Meiner Meinung nach, enstand & wurde der Salafismus durch einen Minderwertigkeitkomplexes in der islamischen Welt gegenüber des Westens so stark...
Er hat wenig mit der toleranten & kulturell vielseitigen Kultur des Islams im Mittelalter (welcher anders als in Europa durchaus sehr fortgeschritten & kulturell reich war) gemein, er enstand auch nicht in den großen Städten des Orients wie Kairo, Alexandria, Damaskus, Beirut, Bagdad, Mossul, Mekka oder Medina sondern in den weiten Wüsten Binnenarabiens bei den Stammesnomaden. Also richtigen Hinterwäldlern...
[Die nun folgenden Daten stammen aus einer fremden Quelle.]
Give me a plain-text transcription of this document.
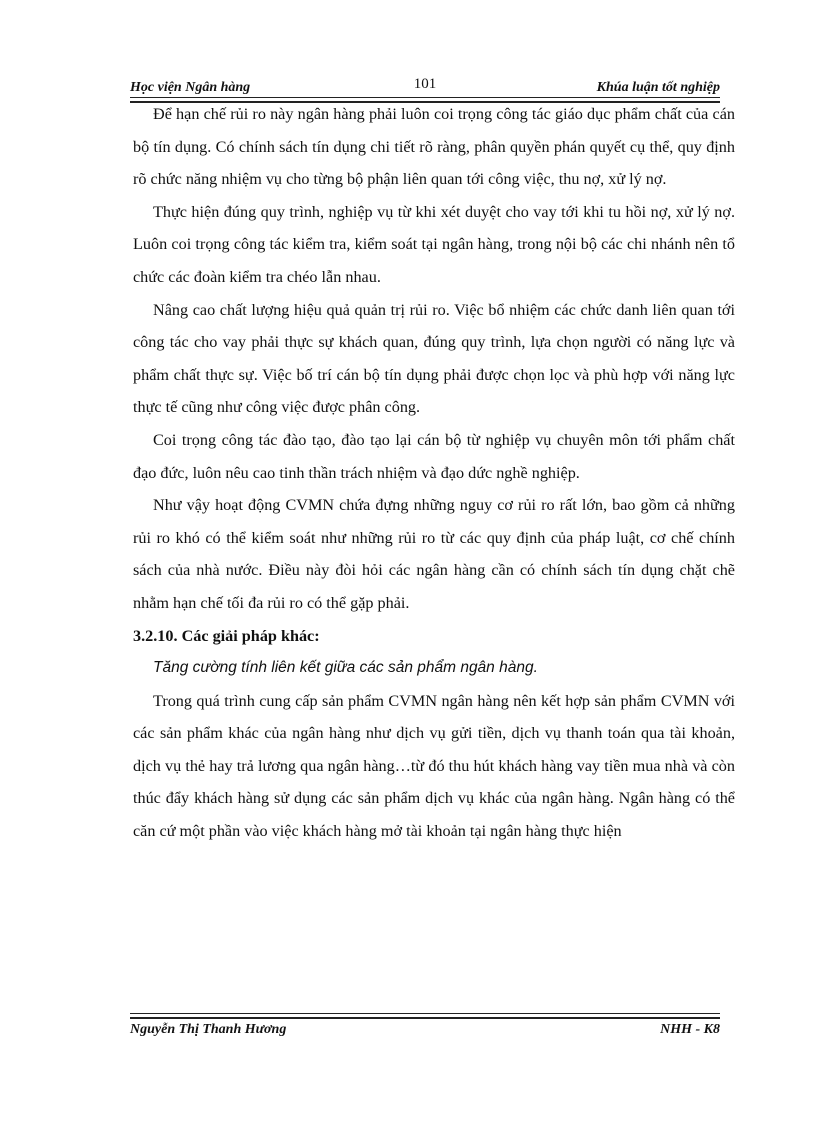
Học viện Ngân hàng	101	Khúa luận tốt nghiệp

Để hạn chế rủi ro này ngân hàng phải luôn coi trọng công tác giáo dục phẩm chất của cán bộ tín dụng. Có chính sách tín dụng chi tiết rõ ràng, phân quyền phán quyết cụ thể, quy định rõ chức năng nhiệm vụ cho từng bộ phận liên quan tới công việc, thu nợ, xử lý nợ.

Thực hiện đúng quy trình, nghiệp vụ từ khi xét duyệt cho vay tới khi tu hồi nợ, xử lý nợ. Luôn coi trọng công tác kiểm tra, kiểm soát tại ngân hàng, trong nội bộ các chi nhánh nên tổ chức các đoàn kiểm tra chéo lẫn nhau.

Nâng cao chất lượng hiệu quả quản trị rủi ro. Việc bổ nhiệm các chức danh liên quan tới công tác cho vay phải thực sự khách quan, đúng quy trình, lựa chọn người có năng lực và phẩm chất thực sự. Việc bố trí cán bộ tín dụng phải được chọn lọc và phù hợp với năng lực thực tế cũng như công việc được phân công.

Coi trọng công tác đào tạo, đào tạo lại cán bộ từ nghiệp vụ chuyên môn tới phẩm chất đạo đức, luôn nêu cao tinh thần trách nhiệm và đạo dức nghề nghiệp.

Như vậy hoạt động CVMN chứa đựng những nguy cơ rủi ro rất lớn, bao gồm cả những rủi ro khó có thể kiểm soát như những rủi ro từ các quy định của pháp luật, cơ chế chính sách của nhà nước. Điều này đòi hỏi các ngân hàng cần có chính sách tín dụng chặt chẽ nhằm hạn chế tối đa rủi ro có thể gặp phải.

3.2.10. Các giải pháp khác:

Tăng cường tính liên kết giữa các sản phẩm ngân hàng.

Trong quá trình cung cấp sản phẩm CVMN ngân hàng nên kết hợp sản phẩm CVMN với các sản phẩm khác của ngân hàng như dịch vụ gửi tiền, dịch vụ thanh toán qua tài khoản, dịch vụ thẻ hay trả lương qua ngân hàng…từ đó thu hút khách hàng vay tiền mua nhà và còn thúc đẩy khách hàng sử dụng các sản phẩm dịch vụ khác của ngân hàng. Ngân hàng có thể căn cứ một phần vào việc khách hàng mở tài khoản tại ngân hàng thực hiện

Nguyễn Thị Thanh Hương	NHH - K8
Leider ging durch das Ende des Osmanischen Reiches auch der Aufstieg des Salafismus zur Gründung Saudi-Arabiens mit ein. Die Familie Saud ging mit den Salafisten ein Bündnis ein, welches im wesentlichen bis heute bestand hat.
Durch die reichen Ölvorkommen gerieten auch die Salafisten an jede Menge Geld, welches sie dazu nahmen die islamische Welt in ihrem Sinne zu "erneuern". Sie waren die Geburtshelfer der Taliban, von Al-Qaida und schließlich auch des IS.
Der Bürgerkrieg in Syrien sehe ich als ihren Zenit an, zehntausende machten sich aus aller Welt auf den Weg um den ungläubigen Assad zu stürzen. Es enstand im Zuge des arabischen Frühlings eine richtige Dschihad-Euphorie unter vielen jungen Muslimen.
Der Niedergang des IS und das wahrscheinliche Fortbestehen von Assad dürfte eine moralische Niederlage für alle Salafistischen Gruppen & Personen sein. Ebenso das Scheitern des arabischen Frühlings, welche man in eine islamistische Bewegung & Erneuerung umwandeln wollte...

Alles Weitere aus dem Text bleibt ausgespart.